Lo studio analizza il sistema dei "childcare vouchers" nel Regno Unito, con lo scopo di verificarne la riproducibilità nel sistema italiano. L'esperienza inglese è stata avviata nel 2005, a seguito dell'introduzione del "Childcare Act", con lo scopo di aumentare l'occupabilità femminile, conciliando allo stesso tempo le esigenze di lavoro e di vita familiare. Il sistema consente ai datori di lavoro di offrire ai loro dipendenti due tipi di servizi a sostegno della cura all'infanzia mediante l'erogazione di appositi voucher, in aggiunta alla possibilità di usufruire (ove presente) dell'asilo nido aziendale: buoni consegnati direttamente ai lavoratori beneficiari o servizi forniti direttamente dal datore di lavoro attraverso un fornitore debitamente autorizzato da specifici Enti governativi. Con i voucher possono essere pagati tutti i servizi rivolti ai bambini fino a 15 anni (16 se disabili), inclusi la custodia di bambini; gli asili nido; le scuole materne; i centri gioco; i circoli dopo-scuola; i programmi di vacanze; le baby-sitter e bambinaie qualificate. I beneficiari dei servizi (i dipendenti) ricevono, direttamente dal datore di lavoro o dal fornitore di buoni selezionato da esso selezionato e nelle date stabilite i voucher per la somma spettante.

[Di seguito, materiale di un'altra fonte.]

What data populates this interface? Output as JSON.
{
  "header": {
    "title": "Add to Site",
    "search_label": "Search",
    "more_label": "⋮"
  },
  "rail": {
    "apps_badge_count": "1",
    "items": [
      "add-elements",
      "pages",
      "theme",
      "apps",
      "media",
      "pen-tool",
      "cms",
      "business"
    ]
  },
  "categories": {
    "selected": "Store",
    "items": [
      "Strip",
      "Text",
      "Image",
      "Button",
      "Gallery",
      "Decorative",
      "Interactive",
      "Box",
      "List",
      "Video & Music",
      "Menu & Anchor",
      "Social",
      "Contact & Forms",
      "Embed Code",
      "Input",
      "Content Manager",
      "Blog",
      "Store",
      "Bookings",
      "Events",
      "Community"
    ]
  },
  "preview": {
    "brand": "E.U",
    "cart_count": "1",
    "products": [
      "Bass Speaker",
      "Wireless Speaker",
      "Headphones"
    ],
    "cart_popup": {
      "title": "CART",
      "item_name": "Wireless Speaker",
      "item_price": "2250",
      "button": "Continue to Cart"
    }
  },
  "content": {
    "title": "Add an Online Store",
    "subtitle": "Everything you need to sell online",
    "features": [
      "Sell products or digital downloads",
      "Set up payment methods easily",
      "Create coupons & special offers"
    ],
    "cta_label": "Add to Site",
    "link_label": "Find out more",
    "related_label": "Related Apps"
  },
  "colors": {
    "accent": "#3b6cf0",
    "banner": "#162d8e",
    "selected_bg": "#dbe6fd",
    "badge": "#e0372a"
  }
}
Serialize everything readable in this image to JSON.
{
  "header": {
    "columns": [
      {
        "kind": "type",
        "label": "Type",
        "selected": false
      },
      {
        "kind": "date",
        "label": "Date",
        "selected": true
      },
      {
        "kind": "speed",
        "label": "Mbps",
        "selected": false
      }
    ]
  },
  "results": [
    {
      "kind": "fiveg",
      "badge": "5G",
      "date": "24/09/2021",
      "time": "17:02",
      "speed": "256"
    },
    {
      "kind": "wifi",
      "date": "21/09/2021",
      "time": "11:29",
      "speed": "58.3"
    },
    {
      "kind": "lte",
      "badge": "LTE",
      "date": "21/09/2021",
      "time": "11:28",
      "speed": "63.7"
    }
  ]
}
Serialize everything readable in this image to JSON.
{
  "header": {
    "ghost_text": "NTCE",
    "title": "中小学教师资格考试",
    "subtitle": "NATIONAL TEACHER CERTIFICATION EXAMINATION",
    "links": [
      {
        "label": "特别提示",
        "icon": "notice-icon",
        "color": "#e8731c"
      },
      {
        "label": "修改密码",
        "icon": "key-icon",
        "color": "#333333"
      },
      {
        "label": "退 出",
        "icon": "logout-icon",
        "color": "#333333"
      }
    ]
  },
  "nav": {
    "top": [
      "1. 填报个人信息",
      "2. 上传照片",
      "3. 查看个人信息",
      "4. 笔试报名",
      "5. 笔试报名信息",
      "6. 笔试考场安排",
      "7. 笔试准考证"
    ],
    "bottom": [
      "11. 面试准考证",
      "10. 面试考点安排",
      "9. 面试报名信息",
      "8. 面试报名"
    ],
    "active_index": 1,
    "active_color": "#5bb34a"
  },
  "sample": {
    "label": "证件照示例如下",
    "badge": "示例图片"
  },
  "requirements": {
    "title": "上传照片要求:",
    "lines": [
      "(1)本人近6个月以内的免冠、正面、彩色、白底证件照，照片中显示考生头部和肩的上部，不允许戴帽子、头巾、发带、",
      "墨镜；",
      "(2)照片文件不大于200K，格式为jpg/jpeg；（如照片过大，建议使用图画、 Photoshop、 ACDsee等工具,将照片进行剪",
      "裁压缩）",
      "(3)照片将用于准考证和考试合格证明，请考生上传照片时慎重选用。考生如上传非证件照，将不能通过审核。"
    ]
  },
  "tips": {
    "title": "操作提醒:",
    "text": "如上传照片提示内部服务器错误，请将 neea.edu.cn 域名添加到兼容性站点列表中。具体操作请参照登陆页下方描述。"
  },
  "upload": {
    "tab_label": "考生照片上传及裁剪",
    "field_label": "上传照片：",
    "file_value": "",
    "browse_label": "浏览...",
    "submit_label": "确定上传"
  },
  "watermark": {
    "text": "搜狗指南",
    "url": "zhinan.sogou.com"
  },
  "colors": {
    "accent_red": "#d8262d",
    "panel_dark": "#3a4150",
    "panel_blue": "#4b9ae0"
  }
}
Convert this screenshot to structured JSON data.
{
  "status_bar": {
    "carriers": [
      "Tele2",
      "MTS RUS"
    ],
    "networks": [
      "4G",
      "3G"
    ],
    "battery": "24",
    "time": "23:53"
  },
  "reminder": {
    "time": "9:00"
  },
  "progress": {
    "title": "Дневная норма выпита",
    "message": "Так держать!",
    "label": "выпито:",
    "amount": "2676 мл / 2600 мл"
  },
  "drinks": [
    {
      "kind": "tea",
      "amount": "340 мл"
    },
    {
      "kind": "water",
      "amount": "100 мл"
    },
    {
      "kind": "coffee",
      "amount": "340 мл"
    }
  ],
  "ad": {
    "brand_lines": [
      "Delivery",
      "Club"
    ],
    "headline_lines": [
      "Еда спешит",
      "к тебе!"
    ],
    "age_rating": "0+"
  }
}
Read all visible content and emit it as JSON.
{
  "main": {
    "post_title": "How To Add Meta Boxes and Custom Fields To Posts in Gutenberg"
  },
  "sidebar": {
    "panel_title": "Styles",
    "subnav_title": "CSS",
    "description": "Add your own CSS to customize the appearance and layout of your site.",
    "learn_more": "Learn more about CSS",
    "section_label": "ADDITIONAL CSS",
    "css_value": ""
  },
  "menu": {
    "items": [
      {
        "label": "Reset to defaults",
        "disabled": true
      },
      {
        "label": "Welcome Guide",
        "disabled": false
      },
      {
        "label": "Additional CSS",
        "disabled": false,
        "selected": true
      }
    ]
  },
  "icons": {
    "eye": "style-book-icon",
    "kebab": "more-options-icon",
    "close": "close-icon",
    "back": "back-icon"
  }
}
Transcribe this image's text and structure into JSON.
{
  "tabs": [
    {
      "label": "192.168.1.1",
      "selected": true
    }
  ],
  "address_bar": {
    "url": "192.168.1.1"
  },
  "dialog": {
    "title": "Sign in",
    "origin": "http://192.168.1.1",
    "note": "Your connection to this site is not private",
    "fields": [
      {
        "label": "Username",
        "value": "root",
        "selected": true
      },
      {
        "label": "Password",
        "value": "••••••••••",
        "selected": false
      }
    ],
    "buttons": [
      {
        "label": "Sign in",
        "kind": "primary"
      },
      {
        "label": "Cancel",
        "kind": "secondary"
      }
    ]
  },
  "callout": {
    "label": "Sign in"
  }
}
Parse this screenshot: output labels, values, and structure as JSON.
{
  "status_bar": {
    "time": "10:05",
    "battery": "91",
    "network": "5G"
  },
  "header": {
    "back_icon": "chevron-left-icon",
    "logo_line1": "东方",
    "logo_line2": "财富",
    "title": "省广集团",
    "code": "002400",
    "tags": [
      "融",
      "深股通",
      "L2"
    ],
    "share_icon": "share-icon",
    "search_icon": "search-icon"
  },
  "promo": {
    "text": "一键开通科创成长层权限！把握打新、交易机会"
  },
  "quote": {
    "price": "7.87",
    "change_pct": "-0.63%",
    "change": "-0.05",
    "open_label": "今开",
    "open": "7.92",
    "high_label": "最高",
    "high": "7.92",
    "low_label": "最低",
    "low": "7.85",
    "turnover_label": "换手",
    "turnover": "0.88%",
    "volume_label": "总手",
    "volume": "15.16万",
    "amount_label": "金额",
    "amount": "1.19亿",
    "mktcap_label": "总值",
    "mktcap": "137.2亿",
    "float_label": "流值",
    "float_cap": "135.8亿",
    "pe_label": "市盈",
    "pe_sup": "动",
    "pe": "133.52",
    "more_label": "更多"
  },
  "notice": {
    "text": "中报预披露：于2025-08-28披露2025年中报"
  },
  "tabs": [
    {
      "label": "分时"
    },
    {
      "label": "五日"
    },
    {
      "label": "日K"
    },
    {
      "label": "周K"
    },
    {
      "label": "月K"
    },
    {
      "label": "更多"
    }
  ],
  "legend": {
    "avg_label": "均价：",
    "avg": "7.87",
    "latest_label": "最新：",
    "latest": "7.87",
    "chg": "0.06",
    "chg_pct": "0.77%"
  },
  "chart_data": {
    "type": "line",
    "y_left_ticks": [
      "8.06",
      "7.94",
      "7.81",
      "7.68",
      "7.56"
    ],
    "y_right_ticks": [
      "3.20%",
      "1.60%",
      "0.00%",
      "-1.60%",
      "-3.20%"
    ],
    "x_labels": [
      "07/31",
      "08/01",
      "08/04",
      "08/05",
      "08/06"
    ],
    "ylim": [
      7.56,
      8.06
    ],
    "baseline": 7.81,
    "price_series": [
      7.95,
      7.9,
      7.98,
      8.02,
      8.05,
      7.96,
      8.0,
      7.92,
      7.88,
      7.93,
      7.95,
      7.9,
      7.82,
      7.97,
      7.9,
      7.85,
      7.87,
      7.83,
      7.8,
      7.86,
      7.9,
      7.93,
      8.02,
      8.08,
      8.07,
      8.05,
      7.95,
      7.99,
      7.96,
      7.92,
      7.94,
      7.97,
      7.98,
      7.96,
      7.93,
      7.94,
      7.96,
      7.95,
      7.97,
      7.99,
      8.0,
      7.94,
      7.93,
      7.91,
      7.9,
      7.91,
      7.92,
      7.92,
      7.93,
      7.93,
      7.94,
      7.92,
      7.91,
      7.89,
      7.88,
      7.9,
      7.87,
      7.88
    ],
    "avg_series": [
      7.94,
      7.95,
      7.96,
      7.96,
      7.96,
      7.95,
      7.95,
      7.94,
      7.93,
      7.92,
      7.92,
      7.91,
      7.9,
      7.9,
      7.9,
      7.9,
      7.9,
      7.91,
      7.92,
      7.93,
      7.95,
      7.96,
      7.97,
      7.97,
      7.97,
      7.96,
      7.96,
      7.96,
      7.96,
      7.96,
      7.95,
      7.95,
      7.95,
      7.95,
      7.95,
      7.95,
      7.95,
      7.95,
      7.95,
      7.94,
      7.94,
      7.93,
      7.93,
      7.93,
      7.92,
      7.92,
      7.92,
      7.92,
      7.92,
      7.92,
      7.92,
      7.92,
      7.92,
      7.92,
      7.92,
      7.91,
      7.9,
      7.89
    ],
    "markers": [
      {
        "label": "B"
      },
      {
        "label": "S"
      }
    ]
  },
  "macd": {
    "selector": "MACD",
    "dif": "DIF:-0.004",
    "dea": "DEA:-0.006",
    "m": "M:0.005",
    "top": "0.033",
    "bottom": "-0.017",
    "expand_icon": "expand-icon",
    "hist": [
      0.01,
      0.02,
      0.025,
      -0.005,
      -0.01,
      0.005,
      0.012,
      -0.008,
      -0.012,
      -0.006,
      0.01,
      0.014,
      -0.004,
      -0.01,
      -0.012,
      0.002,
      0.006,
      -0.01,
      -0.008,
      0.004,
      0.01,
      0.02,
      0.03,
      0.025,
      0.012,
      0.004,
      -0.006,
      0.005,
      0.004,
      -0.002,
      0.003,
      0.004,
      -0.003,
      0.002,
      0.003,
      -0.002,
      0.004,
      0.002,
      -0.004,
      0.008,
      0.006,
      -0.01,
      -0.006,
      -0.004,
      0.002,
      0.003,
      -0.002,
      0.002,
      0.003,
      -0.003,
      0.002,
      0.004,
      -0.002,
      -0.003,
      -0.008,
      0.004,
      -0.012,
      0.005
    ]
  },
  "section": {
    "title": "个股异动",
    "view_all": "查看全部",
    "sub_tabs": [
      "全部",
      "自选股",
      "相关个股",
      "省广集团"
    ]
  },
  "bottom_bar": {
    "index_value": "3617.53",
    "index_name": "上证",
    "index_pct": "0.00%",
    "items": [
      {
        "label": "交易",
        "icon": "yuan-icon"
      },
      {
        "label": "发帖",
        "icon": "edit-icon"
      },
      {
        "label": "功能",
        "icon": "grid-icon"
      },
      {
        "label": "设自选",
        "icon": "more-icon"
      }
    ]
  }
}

Comparando il welfare inglese con il sistema italiano, emergono una serie di differenze, in primo luogo il divario relativo alla quota di spesa sociale privata (pari al 2,1% del PIL contro il 7,1% di quella del Regno Unito); le stesse esperienze promosse nel nostro Paese sono molto limitate e coinvolgono quasi esclusivamente le grandi imprese in alcune realtà territoriali. Viene evidenziato il modello della Luxottica che, nato nel 2009, lega in maniera inscindibile i risultati di produttività dell'azienda e l'entità delle misure di welfare proposte. I risultati maturati sono stati notevoli, considerando che nel solo 2010 sono stati stanziati per i dipenenti, due milioni di euro, 200 mila dei quali per l'acquisto di libri scolastici e 20 mila per le borse di studio. Ma soprattutto è stata avviata una banca ore per il sostegno della genitorialità, la possibilità da parte dei neo-padri di assentarsi sino a cinque giorni lavorativi retribuiti in occasione della nascita del bambino, l'integrazione sino al 100% della retribuzione per i collaboratori assenti da oltre 180 giorni.
Vengono quindi analizzati, dal punto di vista fiscale, i criteri per l'introduzione del sistema dei voucher in Italia, sottolineando quanto ribadito dalla Risoluzione del 2010 dell'Agenzia per le entrate, nella quale si precisa che i voucher di conciliazione per l'acquisto diretto di servizi alla persona utilizzati dalle amministrazioni pubbliche non hanno natura retributiva né di compenso e, pertanto, non possono essere riconducibili ad alcuna delle categorie di reddito previste dal TUIR.
Lo studio ipotizza quindi l'utilizzo da parte delle imprese dei voucher per i servizi all'infanzia come misura di welfare aziendale, soprattutto quando la dimensione aziendale (piccole e medie imprese) e il limitato numero di dipendenti non giustifichi l'approntamento di servizi strutturati come asili nido. Sottolineando però le difficoltà di giungere ad accordi aziendali che prevedono il sacrificio dell'incremento salariale a vantaggio di benefit diretti solo a pochi destinatari, occorre pertanto che i voucher forniscano servizi e beni rivolti alla generalità dei lavoratori o siano contrattati all'interno di un insieme di misure di welfare più ampie.